How a Deed in Lieu of Foreclosure Works

The economic downturn has presented people with all kinds of financial difficulty, including the inability to pay their mortgages. A deed in lieu of foreclosure is an option for that releases individuals from their obligation to pay overdue and upcoming payments for their homes. If you are facing foreclosure and you are considering this option, below you find information that may give you a better understanding.

How A Deed In Lieu Of Foreclosure Works

If you are forced into foreclosure, your home will be taken from you. A deed in lieu of foreclosure is a process that can allow you to avoid that situation, but you will still lose your home. The difference is that you will actually be giving it away in return for relief of the responsibility to pay what you owe.

To go about doing this, you will likely have to contact your mortgage holder and express interest in this option. Sometimes lenders are hesitant initially and they may require you to put your home on the market first and attempt to sell it.

If your offer is accepted, you will be presented with an agreement in lieu of foreclosure. This document should outline the terms of the deal that you are about to make. You should be sure that it relieves you of all responsibility, including missed payments and deficiencies. If you read the terms and agree, you will be signing a legally binding contract.

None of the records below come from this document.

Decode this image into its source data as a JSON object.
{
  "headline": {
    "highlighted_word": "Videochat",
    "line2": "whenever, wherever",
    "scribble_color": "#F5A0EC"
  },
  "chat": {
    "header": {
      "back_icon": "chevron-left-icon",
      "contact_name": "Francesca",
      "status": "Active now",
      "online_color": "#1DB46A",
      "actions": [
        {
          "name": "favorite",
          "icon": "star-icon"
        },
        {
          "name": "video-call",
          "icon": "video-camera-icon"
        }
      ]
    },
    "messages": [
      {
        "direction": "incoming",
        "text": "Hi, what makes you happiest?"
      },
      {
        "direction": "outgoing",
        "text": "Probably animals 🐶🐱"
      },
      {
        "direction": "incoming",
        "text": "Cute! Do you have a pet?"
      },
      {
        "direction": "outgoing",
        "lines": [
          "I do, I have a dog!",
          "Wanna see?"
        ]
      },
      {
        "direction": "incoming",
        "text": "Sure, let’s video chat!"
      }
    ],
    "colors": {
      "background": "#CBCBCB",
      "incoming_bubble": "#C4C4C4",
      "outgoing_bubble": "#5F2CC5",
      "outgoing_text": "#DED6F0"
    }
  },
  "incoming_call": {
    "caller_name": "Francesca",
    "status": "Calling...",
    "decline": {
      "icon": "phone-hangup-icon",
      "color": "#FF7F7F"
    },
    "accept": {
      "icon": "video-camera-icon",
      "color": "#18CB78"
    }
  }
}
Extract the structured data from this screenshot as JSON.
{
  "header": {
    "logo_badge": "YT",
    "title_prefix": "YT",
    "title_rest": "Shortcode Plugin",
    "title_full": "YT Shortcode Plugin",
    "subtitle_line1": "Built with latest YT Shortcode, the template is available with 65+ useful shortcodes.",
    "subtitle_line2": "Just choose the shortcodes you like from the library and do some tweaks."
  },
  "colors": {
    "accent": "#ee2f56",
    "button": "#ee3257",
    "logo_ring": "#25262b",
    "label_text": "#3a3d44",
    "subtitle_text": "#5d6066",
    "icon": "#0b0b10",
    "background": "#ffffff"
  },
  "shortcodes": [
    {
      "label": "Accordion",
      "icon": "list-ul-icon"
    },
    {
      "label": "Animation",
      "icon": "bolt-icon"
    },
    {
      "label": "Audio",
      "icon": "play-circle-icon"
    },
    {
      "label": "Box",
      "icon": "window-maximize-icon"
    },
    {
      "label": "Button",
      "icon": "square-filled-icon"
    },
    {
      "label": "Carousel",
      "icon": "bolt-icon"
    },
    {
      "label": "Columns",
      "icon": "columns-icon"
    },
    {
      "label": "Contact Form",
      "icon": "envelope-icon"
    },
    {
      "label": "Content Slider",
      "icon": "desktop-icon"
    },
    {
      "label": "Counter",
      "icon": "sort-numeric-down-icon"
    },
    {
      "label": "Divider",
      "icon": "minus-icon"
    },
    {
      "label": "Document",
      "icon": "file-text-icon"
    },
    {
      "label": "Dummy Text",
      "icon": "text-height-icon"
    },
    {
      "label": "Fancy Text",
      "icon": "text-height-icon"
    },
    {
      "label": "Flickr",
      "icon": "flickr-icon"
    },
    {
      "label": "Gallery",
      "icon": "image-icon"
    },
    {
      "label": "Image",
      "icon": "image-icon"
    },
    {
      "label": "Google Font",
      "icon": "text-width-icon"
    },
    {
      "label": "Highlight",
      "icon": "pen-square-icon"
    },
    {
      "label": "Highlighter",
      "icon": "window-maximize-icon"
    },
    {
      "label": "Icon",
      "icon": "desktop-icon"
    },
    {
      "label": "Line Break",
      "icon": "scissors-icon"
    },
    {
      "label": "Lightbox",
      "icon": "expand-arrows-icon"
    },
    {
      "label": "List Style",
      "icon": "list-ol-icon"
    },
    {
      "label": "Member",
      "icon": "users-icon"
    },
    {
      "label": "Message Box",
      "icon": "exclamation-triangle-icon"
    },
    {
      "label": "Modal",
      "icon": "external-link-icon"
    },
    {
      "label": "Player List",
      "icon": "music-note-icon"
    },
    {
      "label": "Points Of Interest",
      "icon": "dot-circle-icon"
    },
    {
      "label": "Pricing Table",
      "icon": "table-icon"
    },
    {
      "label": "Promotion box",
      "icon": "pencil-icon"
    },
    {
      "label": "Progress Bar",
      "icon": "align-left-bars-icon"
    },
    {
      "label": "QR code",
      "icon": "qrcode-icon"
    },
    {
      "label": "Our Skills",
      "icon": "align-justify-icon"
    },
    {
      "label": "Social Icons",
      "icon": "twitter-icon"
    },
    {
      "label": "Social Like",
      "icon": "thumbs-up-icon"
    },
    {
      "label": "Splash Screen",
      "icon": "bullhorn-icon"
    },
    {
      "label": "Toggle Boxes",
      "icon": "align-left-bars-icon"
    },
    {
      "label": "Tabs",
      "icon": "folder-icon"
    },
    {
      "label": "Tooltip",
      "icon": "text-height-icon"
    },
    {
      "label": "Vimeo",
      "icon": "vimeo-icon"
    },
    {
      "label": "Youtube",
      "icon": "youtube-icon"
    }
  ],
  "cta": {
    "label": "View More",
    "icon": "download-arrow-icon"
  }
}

You are probably aware that a deed is the document that entitles you to possession of your home. You will be required to transfer the deed to lender as part of the deal, which means that lender will own your home. In return, your debt should be dissolved if your agreement is drafted correctly. Usually, after getting the deed, the new owner (your former mortgage holder) will try to sell the property to recover their losses.

Proceed With Caution

There are numerous areas where extreme caution must be exercised when opting for a deed in lieu of foreclosure. If you are not careful, you may find that the deal is neither as clean nor advantageous as you expected. This is especially true if you are not sure to protect yourself against the collection of any deficiency, which is an amount the results when the property is sold for less than you owed. To avoid unexpected problems, it is best to have a real estate attorney advise you throughout the proceedings.